For the 8km mesh, I realized I had introduced a mesh that had not completed QAQC testing, so I rolled back to the previous version of the mesh that we had used extensively for ISMIP6-2300. The ice thickness initial condition makes it overly prone to Thwaites Glacier retreat, but given the purpose of this mesh is testing, that’s not really a concern (and maybe it’s actually useful).
For the 4km mesh, two issues have been fixed:
- Trevor, Xylar, and I identified an issue with artifacts in ice-shelf thickness in the Amundsen Sea sector due to an error in how we had stitched some datasets together. This does not affect the ability of MALI to run, but it does introduce unnecessary complications into generating consistent MPAS-Ocean ice-shelf cavities. Given that is an ongoing goal of introducing these meshes, we decided to resolve that in this PR, and the 4km mesh file has now been updated with a version that eliminates the problem.
- I also discovered that the decomposition files for the 4km mesh were somehow incorrect, so I’ve updated those on the inputdata server.
With these updates, I ran tests for all the new meshes:
./create_test --wait --walltime 1:00:00 SMS_Ld5.TL319_oQU240wLI_ais8to30.MPAS_LISIO_JRA1p5.chrysalis_intel.mpaso-ocn_glcshelf
PASSED
./create_test --wait --walltime 1:00:00 SMS_Ld5.TL319_IcoswISC30E3r5_ais8to30.MPAS_LISIO_JRA1p5.chrysalis_intel.mpaso-ocn_glcshelf
PASSED
./create_test --wait --walltime 1:00:00 SMS_Ld5.TL319_IcoswISC30E3r5_ais4to20.MPAS_LISIO_JRA1p5.chrysalis_intel.mpaso-ocn_glcshelf
FAILED - MALI CFL ERROR
The failure on the last item in the list is because it is attempting to use the SIA solver at relatively high resolution, including ice shelves, which is not a good idea and is likely to give unrealistic velocities that would trigger a CFL error. It got far enough (into the first GLC coupling interval) that I think everything about the mesh is working fine and I just need to come up with a better test. I also need to come up with tests for the two mesh_grids being added for B-cases. I will coordinate with @jonbob on both of these two issues.

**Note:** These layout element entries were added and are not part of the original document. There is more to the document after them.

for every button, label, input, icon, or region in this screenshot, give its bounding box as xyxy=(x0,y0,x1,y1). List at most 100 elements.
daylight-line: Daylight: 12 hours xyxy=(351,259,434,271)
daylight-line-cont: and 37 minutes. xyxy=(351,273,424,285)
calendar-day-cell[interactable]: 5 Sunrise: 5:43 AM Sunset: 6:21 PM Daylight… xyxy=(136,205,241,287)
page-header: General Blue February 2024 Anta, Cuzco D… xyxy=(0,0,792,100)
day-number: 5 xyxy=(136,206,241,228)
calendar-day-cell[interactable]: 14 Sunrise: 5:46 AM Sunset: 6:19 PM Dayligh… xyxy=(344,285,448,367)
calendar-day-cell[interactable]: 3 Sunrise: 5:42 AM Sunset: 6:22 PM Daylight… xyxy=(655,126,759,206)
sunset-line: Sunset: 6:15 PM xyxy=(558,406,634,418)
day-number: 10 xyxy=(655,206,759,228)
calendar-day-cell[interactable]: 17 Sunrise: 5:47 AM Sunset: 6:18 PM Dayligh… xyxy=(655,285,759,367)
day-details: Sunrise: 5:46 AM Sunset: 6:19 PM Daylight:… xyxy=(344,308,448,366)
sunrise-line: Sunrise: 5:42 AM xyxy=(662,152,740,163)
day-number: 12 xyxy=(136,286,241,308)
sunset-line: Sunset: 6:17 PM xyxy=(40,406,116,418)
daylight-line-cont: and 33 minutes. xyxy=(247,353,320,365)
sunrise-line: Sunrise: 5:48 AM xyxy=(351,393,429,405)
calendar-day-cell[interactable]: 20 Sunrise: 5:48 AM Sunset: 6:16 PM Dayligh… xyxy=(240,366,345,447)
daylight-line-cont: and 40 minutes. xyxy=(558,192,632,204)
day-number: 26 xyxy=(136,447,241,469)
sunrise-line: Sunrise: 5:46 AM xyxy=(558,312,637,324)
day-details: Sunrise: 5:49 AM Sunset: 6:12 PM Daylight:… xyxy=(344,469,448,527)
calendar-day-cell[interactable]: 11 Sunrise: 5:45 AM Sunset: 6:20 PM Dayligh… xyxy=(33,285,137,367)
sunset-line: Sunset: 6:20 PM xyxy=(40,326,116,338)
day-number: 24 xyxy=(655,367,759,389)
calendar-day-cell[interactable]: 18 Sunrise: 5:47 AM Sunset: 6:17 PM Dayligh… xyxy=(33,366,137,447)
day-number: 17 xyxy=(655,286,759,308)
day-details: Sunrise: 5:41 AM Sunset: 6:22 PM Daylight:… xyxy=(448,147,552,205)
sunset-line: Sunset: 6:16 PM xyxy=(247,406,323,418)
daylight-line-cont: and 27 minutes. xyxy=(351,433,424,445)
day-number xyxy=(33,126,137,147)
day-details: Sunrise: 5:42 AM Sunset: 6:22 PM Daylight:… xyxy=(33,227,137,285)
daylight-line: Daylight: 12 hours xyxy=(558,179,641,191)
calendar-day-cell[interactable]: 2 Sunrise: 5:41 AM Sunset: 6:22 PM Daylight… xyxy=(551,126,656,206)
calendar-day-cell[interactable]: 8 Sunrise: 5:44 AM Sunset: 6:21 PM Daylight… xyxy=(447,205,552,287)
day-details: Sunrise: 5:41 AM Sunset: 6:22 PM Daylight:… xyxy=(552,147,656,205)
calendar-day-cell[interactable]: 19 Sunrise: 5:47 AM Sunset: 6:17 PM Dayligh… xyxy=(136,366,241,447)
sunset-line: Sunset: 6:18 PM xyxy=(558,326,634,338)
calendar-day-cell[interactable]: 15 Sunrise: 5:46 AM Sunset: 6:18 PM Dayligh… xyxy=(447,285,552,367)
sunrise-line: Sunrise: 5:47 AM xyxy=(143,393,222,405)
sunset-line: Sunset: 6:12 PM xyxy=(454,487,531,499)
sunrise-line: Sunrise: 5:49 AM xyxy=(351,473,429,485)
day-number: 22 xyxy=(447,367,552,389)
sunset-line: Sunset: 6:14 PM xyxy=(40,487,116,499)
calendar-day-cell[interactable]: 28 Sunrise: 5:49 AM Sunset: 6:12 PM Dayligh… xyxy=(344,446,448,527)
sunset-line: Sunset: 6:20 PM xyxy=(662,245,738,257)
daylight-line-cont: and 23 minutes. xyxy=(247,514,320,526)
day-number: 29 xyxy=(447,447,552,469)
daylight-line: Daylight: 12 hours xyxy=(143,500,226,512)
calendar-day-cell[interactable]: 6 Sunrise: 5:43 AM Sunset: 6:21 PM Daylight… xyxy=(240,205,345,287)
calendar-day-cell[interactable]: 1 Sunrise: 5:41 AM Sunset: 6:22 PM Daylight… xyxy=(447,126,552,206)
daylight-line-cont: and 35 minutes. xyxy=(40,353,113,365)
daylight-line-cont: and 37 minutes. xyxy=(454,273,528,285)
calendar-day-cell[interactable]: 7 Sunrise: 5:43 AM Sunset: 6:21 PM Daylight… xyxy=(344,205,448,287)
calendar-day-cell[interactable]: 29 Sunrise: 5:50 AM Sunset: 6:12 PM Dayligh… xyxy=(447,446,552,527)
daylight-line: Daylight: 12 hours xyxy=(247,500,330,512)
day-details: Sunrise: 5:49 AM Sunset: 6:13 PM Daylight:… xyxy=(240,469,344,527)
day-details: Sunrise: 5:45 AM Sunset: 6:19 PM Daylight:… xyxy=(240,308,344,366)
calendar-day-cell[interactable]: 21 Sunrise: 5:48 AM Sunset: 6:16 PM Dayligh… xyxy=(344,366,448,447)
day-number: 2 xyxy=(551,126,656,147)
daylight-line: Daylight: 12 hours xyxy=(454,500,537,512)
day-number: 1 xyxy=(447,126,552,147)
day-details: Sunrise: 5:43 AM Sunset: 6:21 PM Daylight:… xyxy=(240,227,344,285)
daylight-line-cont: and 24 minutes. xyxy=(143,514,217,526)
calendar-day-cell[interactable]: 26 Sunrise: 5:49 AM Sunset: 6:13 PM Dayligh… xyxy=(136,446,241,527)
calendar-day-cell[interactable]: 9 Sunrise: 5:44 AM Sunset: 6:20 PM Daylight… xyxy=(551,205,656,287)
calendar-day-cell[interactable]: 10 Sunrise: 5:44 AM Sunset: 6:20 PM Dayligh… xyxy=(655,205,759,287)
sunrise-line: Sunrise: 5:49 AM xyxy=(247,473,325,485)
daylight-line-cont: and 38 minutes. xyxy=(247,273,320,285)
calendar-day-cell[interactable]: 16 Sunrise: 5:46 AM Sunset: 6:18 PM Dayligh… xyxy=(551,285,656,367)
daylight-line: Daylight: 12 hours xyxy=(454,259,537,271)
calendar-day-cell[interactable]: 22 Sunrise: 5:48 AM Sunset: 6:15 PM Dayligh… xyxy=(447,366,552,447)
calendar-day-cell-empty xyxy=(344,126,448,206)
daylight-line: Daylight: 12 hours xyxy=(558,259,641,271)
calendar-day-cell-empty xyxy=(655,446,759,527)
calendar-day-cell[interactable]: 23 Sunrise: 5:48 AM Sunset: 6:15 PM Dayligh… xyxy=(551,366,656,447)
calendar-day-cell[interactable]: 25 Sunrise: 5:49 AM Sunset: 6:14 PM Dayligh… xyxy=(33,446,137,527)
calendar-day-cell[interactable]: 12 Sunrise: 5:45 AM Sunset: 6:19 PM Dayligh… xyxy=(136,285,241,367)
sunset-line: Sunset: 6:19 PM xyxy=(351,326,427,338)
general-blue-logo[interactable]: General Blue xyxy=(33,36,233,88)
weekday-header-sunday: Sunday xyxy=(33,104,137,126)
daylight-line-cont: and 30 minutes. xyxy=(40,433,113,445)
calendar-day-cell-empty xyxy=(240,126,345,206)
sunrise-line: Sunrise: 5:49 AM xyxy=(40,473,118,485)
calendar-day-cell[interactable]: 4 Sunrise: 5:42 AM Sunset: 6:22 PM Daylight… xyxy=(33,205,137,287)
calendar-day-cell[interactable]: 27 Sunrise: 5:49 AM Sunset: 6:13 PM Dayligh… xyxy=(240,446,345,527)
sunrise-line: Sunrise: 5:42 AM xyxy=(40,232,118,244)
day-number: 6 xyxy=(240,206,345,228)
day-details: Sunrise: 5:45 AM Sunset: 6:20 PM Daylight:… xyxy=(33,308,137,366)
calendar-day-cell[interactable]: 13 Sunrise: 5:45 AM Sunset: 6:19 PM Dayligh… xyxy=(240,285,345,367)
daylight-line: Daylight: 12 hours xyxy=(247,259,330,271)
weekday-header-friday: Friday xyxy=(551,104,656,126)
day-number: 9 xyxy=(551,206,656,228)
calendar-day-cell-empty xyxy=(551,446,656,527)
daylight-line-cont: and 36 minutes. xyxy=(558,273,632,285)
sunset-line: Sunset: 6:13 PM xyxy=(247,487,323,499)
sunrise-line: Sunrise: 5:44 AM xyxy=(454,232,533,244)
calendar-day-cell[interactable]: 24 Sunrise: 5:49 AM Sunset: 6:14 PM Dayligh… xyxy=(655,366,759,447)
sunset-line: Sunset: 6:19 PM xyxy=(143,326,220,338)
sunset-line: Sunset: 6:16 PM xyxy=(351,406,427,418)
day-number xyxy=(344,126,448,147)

With the addition of a FOLISIO compset, I was able now successfully test the third grid that had failed in my previous testing:
./create_test --wait --walltime 1:00:00 SMS_Ld5.TL319_IcoswISC30E3r5_ais4to20.MPAS_FOLISIO_JRA1p5.chrysalis_gnu.mpaso-ocn_glcshelf
PASSED
The remaining task is to demonstrate successful tests of the two remaining grids added in this PR, which will require B-cases.
I've successfully tested the two fully-coupled grid specifications:
./create_test --wait --walltime 1:00:00 SMS_Ld5.ne30pg2_r05_IcoswISC30E3r5_ais8to30.BGWCYCL1850.chrysalis_gnu
PASS
./create_test --wait --walltime 1:00:00 SMS_Ld5.ne30pg2_r05_IcoswISC30E3r5_ais4to20.BGWCYCL1850.chrysalis_gnu
PASS
with a couple caveats:
- I had to do a temporary merge of https://github.com/E3SM-Project/E3SM/pull/6514 to get FO MALI with Albany available (needed to utilize the existing BG compset definition, which requires Albany)
- I could not enable the ocn-glcshelf coupling in these tests because the testMod that supports that also includes modifications specific to a JRA G-case (https://github.com/E3SM-Project/E3SM/blob/master/components/mpas-ocean/cime_config/testdefs/testmods_dirs/mpaso/ocn_glcshelf/shell_commands)
But this confirms that these new AIS meshes work in a B-case and the mapping files are correct.
(thanks, @jonbob , for helping me sort through all these details!)
@xylar , do you think we should deal with enabling ocn_glcshelf coupling for B-cases in this PR? My preference is to leave it out, as there will likely be other adjustments we need to make to support B-cases with iceshelf coupling, but I'm open to addressing it here. If the answer is no, then I have completed all necessary updates and testing and this PR is ready for re-review from @jonbob and @xylar .
@xylar , do you think we should deal with enabling ocn_glcshelf coupling for B-cases in this PR?
@matthewhoffman, no, I agree that we need to leave that for another PR at a later time.
Update: I think the existing BG test cases would already test melt fluxes in coupled mode if you were to run with PISMF, see below. That's the case for CRYO configurations other than with IcoswISC30E3r5 but not for WCYCL.